ソウ4 (監督:ダーレン・リン・バウズマン 2007年アメリカ映画)

「へえ、ソウってもう4作目なんだ?」「そうそうそうそう」…えー、初っ端から脱力感溢れるオヤジギャグを飛ばしてますが、こうでもしないと今回カンソーブンを書く気力の持たないオレであります。まあ誰もが言っている事でありますが、『ソウ』は一作目が一番よくて、あれだけにしておけばホラー・サスペンス映画の金字塔としてファンの心に残ったでありましょうが、これが『2』『3』と続編を作り、そして製作されるごとにグダグダ感が増してゆくという、「柳の下にはもうぼうふらしか残っていない」ような有様で、こうして冬になって新作が公開されるたび、冬の寒さがなおさら身に染みるような寂寞感をココロに去来させる、実に罪作りなシリーズなんでございます。まあ、オレなんかはホラーの残虐シーン観られりゃそれでいいや、と割り切ってはいるんですがね…。

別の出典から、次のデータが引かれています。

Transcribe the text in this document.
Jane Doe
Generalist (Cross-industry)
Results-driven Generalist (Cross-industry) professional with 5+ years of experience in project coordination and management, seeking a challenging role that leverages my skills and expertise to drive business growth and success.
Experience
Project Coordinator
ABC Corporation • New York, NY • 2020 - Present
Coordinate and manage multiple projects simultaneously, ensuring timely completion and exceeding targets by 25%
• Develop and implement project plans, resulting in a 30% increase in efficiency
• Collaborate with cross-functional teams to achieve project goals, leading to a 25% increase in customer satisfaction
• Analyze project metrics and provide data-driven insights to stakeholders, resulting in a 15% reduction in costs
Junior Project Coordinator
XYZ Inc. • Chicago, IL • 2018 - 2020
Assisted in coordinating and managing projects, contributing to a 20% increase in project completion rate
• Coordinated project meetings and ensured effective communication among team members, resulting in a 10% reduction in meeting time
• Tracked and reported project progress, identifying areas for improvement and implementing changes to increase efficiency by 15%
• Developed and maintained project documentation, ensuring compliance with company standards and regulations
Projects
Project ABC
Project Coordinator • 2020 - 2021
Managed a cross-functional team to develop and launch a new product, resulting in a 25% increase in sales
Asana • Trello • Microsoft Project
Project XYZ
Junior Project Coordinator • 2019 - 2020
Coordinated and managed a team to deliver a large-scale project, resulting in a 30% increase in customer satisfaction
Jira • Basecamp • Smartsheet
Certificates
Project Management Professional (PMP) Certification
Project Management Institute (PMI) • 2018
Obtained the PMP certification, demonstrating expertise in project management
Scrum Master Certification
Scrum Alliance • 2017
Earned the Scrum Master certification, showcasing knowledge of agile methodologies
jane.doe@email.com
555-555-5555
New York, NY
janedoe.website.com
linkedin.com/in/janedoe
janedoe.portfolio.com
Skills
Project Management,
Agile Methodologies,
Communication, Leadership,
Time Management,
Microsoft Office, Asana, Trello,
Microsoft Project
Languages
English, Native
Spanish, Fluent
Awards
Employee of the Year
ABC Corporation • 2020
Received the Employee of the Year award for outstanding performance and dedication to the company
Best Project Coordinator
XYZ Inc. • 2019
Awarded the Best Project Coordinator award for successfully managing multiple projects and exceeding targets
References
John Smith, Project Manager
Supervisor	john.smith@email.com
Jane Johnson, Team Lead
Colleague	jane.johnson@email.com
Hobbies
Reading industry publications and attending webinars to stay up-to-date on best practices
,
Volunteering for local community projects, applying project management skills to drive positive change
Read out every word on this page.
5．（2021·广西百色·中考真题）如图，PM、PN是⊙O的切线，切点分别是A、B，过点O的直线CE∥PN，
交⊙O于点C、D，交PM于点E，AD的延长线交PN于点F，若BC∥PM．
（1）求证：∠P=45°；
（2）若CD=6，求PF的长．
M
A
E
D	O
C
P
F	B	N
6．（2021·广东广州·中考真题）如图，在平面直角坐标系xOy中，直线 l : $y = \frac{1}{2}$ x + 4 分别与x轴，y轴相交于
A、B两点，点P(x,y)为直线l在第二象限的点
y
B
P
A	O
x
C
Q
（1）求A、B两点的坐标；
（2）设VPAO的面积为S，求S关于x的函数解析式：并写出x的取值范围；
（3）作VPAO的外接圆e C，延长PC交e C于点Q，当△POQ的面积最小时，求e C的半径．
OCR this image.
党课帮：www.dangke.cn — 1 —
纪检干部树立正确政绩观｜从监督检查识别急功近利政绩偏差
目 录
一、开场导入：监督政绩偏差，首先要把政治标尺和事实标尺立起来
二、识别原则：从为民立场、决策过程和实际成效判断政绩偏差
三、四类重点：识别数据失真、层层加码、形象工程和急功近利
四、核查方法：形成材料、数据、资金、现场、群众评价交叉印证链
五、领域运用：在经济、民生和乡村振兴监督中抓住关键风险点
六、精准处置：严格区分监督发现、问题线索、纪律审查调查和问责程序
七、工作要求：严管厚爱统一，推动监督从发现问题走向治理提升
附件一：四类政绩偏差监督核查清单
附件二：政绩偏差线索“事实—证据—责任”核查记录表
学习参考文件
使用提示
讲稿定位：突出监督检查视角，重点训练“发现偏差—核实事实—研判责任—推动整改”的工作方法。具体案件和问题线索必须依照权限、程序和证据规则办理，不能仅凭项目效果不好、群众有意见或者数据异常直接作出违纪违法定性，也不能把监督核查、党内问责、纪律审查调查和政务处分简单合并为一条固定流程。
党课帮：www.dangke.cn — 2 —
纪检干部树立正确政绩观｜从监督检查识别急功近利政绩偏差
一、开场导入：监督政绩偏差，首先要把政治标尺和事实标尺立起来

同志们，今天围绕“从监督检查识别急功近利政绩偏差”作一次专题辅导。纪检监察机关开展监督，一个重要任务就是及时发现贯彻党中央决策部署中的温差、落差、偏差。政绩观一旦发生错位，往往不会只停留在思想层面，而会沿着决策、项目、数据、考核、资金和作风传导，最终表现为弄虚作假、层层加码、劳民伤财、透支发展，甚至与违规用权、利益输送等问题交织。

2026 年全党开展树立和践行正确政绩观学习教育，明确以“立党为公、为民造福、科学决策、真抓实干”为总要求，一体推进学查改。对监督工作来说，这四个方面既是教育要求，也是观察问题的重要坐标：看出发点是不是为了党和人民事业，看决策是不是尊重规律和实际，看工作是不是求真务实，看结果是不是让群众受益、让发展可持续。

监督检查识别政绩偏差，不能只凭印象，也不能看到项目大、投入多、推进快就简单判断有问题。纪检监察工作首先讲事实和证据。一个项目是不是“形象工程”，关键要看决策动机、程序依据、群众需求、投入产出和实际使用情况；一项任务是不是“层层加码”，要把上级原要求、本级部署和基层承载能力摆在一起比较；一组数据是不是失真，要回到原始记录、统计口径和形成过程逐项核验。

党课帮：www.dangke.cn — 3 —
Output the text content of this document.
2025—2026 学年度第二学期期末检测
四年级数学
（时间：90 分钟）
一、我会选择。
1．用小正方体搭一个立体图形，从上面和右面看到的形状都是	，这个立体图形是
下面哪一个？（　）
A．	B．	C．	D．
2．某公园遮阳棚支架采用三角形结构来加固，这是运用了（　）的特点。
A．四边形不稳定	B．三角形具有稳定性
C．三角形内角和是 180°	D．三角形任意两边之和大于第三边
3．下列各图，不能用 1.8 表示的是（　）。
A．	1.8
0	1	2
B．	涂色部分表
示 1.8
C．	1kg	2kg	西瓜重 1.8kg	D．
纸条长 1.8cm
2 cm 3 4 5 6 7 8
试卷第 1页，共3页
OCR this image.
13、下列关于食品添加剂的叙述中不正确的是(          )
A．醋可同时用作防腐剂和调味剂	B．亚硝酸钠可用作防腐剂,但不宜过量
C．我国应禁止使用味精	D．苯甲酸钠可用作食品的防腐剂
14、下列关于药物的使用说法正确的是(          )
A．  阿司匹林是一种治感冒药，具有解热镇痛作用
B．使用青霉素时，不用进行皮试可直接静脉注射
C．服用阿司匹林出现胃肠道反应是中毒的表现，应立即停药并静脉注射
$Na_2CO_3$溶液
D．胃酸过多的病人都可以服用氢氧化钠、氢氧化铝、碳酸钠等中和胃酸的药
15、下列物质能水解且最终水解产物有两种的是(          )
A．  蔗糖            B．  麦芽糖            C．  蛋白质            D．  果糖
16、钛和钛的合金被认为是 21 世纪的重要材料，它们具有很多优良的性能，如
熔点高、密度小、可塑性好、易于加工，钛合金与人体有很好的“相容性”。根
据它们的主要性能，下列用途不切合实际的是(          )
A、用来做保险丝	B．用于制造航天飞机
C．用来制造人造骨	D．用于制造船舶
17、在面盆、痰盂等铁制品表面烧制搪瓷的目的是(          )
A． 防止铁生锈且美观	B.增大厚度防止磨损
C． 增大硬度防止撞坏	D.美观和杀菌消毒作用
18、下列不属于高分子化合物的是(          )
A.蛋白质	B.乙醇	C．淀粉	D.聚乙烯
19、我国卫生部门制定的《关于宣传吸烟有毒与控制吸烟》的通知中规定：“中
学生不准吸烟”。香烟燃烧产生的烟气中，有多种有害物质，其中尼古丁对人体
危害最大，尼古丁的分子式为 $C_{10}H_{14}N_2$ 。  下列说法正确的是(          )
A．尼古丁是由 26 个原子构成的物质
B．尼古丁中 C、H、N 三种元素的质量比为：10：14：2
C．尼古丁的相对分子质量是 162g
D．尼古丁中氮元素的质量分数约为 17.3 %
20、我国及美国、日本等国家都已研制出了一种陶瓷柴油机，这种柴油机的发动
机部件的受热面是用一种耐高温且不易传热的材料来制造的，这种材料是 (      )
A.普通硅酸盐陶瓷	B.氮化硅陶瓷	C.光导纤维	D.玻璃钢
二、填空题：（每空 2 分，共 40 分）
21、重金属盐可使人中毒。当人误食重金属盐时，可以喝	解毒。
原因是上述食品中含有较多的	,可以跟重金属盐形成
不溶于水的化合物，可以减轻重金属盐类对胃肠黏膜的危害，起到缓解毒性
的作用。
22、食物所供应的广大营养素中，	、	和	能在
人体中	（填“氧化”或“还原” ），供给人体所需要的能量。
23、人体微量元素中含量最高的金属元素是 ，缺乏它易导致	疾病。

さてこの『ソウ4』でありますが。『2』は『1』と趣旨変えしようと、集団でのパニックを描き、『3』では遂に首謀者ジグソウまで殺してしまうというという具合に、結構展開に努力の跡が見えるんですが、この『4』ではとうとうジグソウが死んだ後なのにゲームは続いている!というお話になっています。それぞれ前作までの展開を下敷きに、重箱の隅を突っつくような細かな場面を掘り起し、この『4』だと前3作全てを伏線とするものですから、製作者側が「どうだこれが伏線だったんだ凄いだろ!」と鼻息荒くしているのは判るんですが、観ているもんとしては「そんな何年も前に見た映画の細けえシーンなんざ憶えちゃいねーよ!」と逆ギレしたくなるような状態となっているんであります。大体映画の間中、重要な登場人物の一人を「こいついったい誰なの?」とずーっと考えていたぐらいです…。こちとらもうジジイなんだからもうちょっと記憶を頼りにしなくていい老人に優しい映画作りやがれ!と啖呵の一つも飛ばしたくなるのであります。

で、なにしろ前作までのストーリーが全てまたがった造りになっているもんですから、設定の無理が相当膨らんでいるんですね。そもそもあの精密拷問機械を誰がどうやって作ってるんだよ!ジグソウの協力者がうんぬんとか言ってるけど、工場一つ無きゃアレだけのもの作る事出来ないだろ!実はジグソウは精密拷問機械製作専門の会社を持っていて、多数の設計者や工員や経理のオネエサンを抱えて給料払っているんだろうな。で、下町の隅っこに汚い工場が構えられていて、ツナギ着たあんちゃんが溶接トーチの火花散らしたりして、「えええ、また設計変えるの!?」とか「今週受注件数多いけどいったい何人殺すつもりだよ!?」とか言ってブーたれたりしてるんでしょうな。ってか書いてたらこれ面白いから誰かパロディとかスピンオフ作品とか作りやがれ!タイトルは勿論『(有)ジグソウ工務店』だ!

あと今回はこれまでのように予めどこかに設えられた拷問器具で殺戮しているわけではなくて、結構あちこちの場所に持ち込みで機械を設置してるんですが、これもやはり一人じゃ無理でしょうから、多数の人間をそれと判らないように現場に派遣して運搬・搬送・組み立て・設置する必要があるでしょう。これの隠れ蓑とするのは運送屋に化けるのが一番だと思われます。ということはジグソウは運送屋の会社も一つ抱えていることになる。やっぱり会社名は『ジグソウ引越しセンター』でしょうか。で、運搬用の車両には「お見積もりは無料!電話1本すぐ配達!いつもニコニコ ジグソウ引越しセンター」なんて書かれてて、マスコットのキャラクターとして例のブサイクな人形の顔が車体にペイントされてるんでしょうな。当然このブサイク人形の顔のワンポイントが配達員の作業着の胸に刺繍されているんですよ。萌えますな。

映画の内容には全然触れていませんでしたが「お話がごちゃごちゃしてなんだか訳が判んなかった」ということにしておいてください。しかしこれまだ続けるつもりみたいですな。いったい何作続けるつもりか判りませんが、最後は超能力とかUFOとか超古代文明がどうとかいうSFになっちゃうんじゃないのか?などとさえ思っちゃう始末であります。